Dallas also doesn't believe in Global Warming. And that we should leave the environment entirely to "FREE MARKETS" to work out.

http://www.youtube.com/watch?v=tqfEBDb_LE0

Don

Will-Thanks for the link. AFP showed the balloon, the podium, the speakers but not the crowd. I wonder why? The debate should be interesting tonight!

Tar Heelz

Is Woodhouse a true ideological believer or what? What are his major sources of funding? Given the concentrated benefits of this tax, it wasn't difficult to predict which supporters of the tax would fund its campaign with their wallets. It's a bit more difficult to guess who would be paying for huge pig floats.

Will

@ Tar Heelz. American's for Prosperity was founded in 2003 with money from the Charles G. Koch Charitable Foundation. Koch Industries = BIG OIL.

Koch Industries received a $30,000,000.00 criminal fine in March 2000:
"$30 Million Settlement Approved - ...$30 million in civil penalties and an additional $5 million in supplemental environmental projects to be funded by Koch. This is the largest penalty imposed on a company under federal environmental laws, and is based upon spills of at least 41,000 barrels of oil and other petroleum, resulting in over three hundred violations of the Oil Pollution Act of 1990 in six states. The largest single spill was approximately100,000 gallons of crude oil which caused a 12-mile oil slick on Nueces Bay and Corpus Christi Bay. Eroded and broken pipelines caused the spills. Six of the spills were into ponds, lakes and rivers." [1]
During the 1990s, the firm's faulty pipelines were responsible for more than 300 oil spills in five states, prompting a penalty of $35 million. In 1996, a flawed pipeline caused an explosion outside of Dallas in which two teenagers were killed. In a lawsuit related to the deaths, a trial court returned a judgment of $376.69 million against the company.
http://www.sourcewatch.org/index.php?title=David_H._Koch

GreenLantern

Just another right-wing-nut group from out of town wanting to change liberal Durham county. They don't care about PMT, they just want to rock the boat enough to slightly improve the chances of a Republican getting elected in this city/county. I wouldn't be surprised if Victoria Peterson or Steve Monk weren't behind all this. I guess Dr. Allison has finally lost her faculties enough to get fooled into fearing that the PMT will actually hurt the poor folk the DCABP supposedly represent. It's just a clever way to get her and her committee to get riled up during election time, with enough misinformation and fearmongering to succeed.

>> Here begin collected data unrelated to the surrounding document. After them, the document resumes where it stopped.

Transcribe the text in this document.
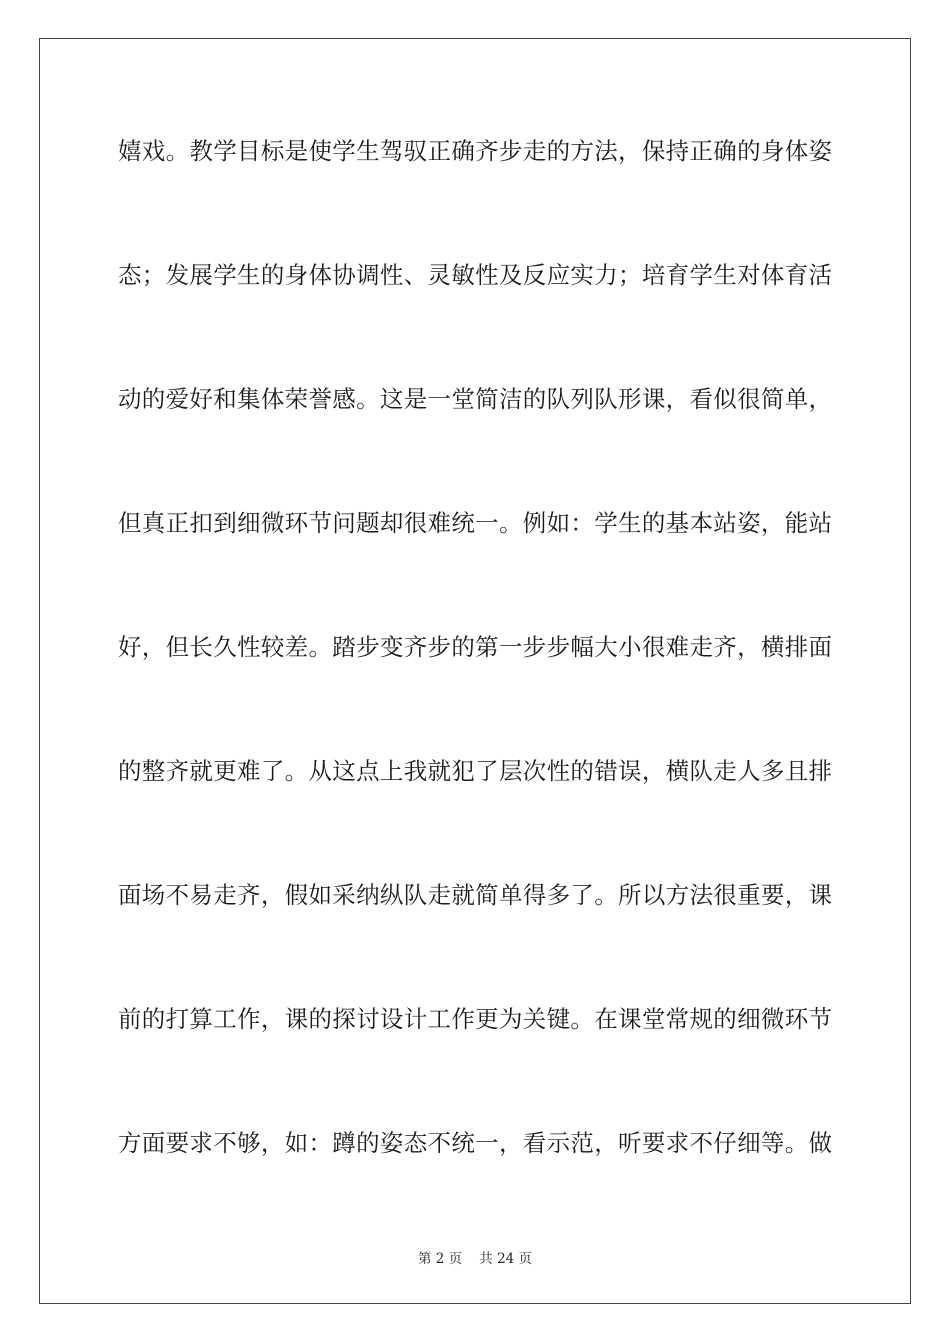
嬉戏。教学目标是使学生驾驭正确齐步走的方法，保持正确的身体姿
态；发展学生的身体协调性、灵敏性及反应实力；培育学生对体育活
动的爱好和集体荣誉感。这是一堂简洁的队列队形课，看似很简单，
但真正扣到细微环节问题却很难统一。例如：学生的基本站姿，能站
好，但长久性较差。踏步变齐步的第一步步幅大小很难走齐，横排面
的整齐就更难了。从这点上我就犯了层次性的错误，横队走人多且排
面场不易走齐，假如采纳纵队走就简单得多了。所以方法很重要，课
前的打算工作，课的探讨设计工作更为关键。在课堂常规的细微环节
方面要求不够，如：蹲的姿态不统一，看示范，听要求不仔细等。做
第 2 页    共 24 页
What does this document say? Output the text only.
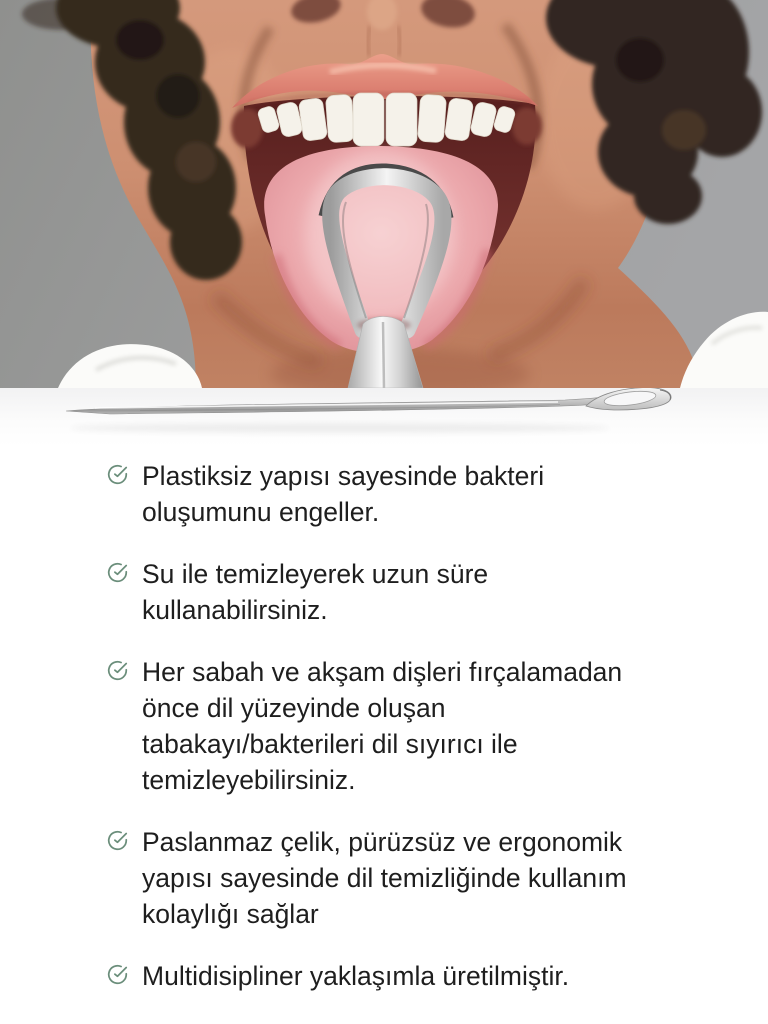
Plastiksiz yapısı sayesinde bakteri oluşumunu engeller.
Su ile temizleyerek uzun süre kullanabilirsiniz.
Her sabah ve akşam dişleri fırçalamadan önce dil yüzeyinde oluşan tabakayı⁠/⁠bakterileri dil sıyırıcı ile temizleyebilirsiniz.
Paslanmaz çelik, pürüzsüz ve ergonomik yapısı sayesinde dil temizliğinde kullanım kolaylığı sağlar
Multidisipliner yaklaşımla üretilmiştir.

If you oppose the PMT because you don't like tax and spend, then focus on the SPEND part of the equation! This is a voluntary tax paid by people who can afford it, and by outsiders. It's quid pro quo versus Charlotte and Raleigh. When their citizens visit Durham we get a chance to get some of our money back that we spent in those cities/counties.

If the revenue were to be spent on law enforcement or helping the children, does anyone really think this thing would fail? As someone just posted, higher property taxes will be forthcoming, or some other tax increase or bond idea will be put to the voters if the PMT fails. As long as the spending is for something everyone likes, taxes will only continue to go up for everyone regardless of how individuals and interest groups they feel about where the money is being spent.

Tar Heelz

@Will,

Interesting. but...

@Green Lantern,

That's what I figured. I couldn't think of a good reason why Woodhouse or "big oil" would care two hoots about PMT in Durham Co.

jacob

I don't speak for any body else who voted against the tax--and I certainly don't support AFP. Strange bedfellows and all that. But I will say that I would have voted for the tax if the money had gone to the general fund--or basically anything else. A food sales tax that is going to build tourism attractions here struck me as silly and needless. I agree with proponents who say that people from out of the county who come here and use our services should help pay for them, and I'd even be willing to support a food tax to make them pay, but the money raised isn't going towards county services.

Again, I say that as an individual voter, one for whom the opposition of AFP weighed on the list of reasons to support the tax. I do wish that people who favored the tax had spent more time arguing for it an less time arguing against AFP.

JDC

How does one go about obtaining a giant pig? Is it just one of many anti-tax props AFP keeps handy? I get the feeling there's a whole other story here...

Bull City Rising

@JDC: You know what? You're right:

http://www.americansforprosperity.org/index.php?id=5696

There's the wiggly piggly drivin' through New Jersey.

Or, as Jim Wise put it in the N&O's blog: "Americans for Prosperity send the pig, named "Ten Pence," around the country to oppose tax increases and pork-barrel spending."